Type 1 diabetes, once known as juvenile diabetes, can have many symptoms: frequent urination, extreme thirst, fatigue, calf cramps, itching, weight loss and a decline in school performance.
“If two or more of these symptoms are present simultaneously, parents should immediately take their child to a doctor,” warned Ulrich Fegeler, a Berlin paediatrician and spokesman for Germany’s Professional Association of Children’s and Young People’s Physicians.
Early treatment, he said, could prevent long-term damage as well as potentially fatal diabetic ketoacidosis, a build-up in the blood of acids called ketones.
In type 1 diabetes, as Fegeler explained, a malfunction of the body’s immune system leads to inflammation of the pancreas and irreparable destruction of the pancreatic cells that produce insulin, a hormone needed to convert sugar (glucose) and other carbohydrates into energy.
It is not fully clear what causes the metabolic disorder, he said, nor why type 1 diabetes is increasing dramatically in Europe.

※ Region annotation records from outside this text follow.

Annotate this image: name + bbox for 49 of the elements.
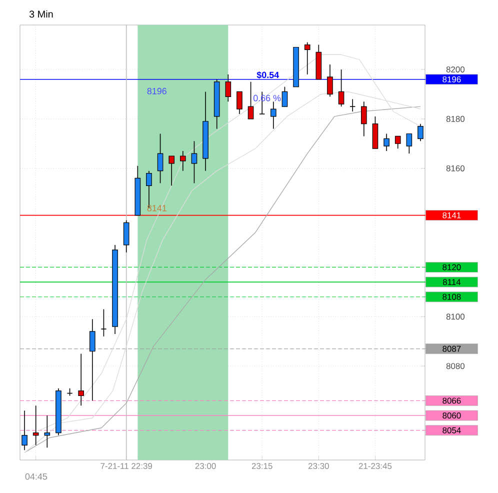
annotation: 8141 [147,204,166,212]
candlestick [236,91,242,114]
candlestick [270,101,276,130]
x-tick-label: 23:00 [195,463,216,470]
ref-line-label: 8066 [442,398,461,404]
candlestick [78,353,84,406]
candlestick [32,405,39,446]
candlestick [418,123,424,142]
candlestick [394,136,401,149]
candlestick [327,64,333,98]
y-tick-label: 8180 [446,116,465,122]
candlestick [248,81,254,120]
candlestick [100,308,107,337]
ref-line-label: 8196 [442,76,461,82]
candlestick [157,133,164,184]
ref-line-label: 8114 [442,279,461,286]
candlestick [168,156,174,186]
candlestick [44,415,50,448]
candlestick [123,220,130,253]
x-tick-label: 23:15 [252,463,272,470]
candlestick [225,74,232,102]
chart-title: 3 Min [29,10,53,18]
x-tick-label: 7-21-11 22:39 [100,463,152,470]
y-tick-label: 8200 [446,66,465,72]
text: 04:45 [25,473,48,480]
ref-line-label: 8141 [442,212,461,218]
x-tick-label: 21-23:45 [358,463,392,470]
candlestick [180,150,186,172]
candlestick [406,133,412,154]
y-tick-label: 8100 [446,314,465,320]
annotation: 8196 [147,88,166,94]
ref-line-label: 8054 [442,427,461,434]
y-tick-label: 8080 [446,363,465,370]
y-tick-label: 8160 [446,165,465,172]
candlestick [350,98,356,112]
candlestick [282,86,288,107]
ref-line-label: 8060 [442,412,461,419]
candlestick [361,101,367,137]
ref-line-label: 8108 [442,294,461,300]
ref-line-label: 8087 [442,346,461,352]
candlestick [22,410,28,451]
candlestick [338,69,344,107]
candlestick [191,140,198,184]
candlestick [384,133,390,152]
candlestick [90,318,96,402]
ref-line-label: 8120 [442,264,461,270]
x-tick-label: 23:30 [308,463,329,470]
annotation: $0.54 [256,71,280,79]
candlestick [304,42,310,75]
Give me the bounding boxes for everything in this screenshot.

“What is known, however, is that children who have a parent or sibling with type 1 diabetes are at greater risk of developing the condition themselves,” he noted. To help diagnose the disease, a urine sample can be tested for ketones and glucose, or blood sugar can be measured in a drop of blood obtained by pricking a finger.
There is also what is known as the HbA1c test, which measures glycosulated haemoglobin in the blood and thus the average blood- sugar level for the past two to three months, Fegeler said. And the oral glucose tolerance test measures the body’s ability to metabolize glucose.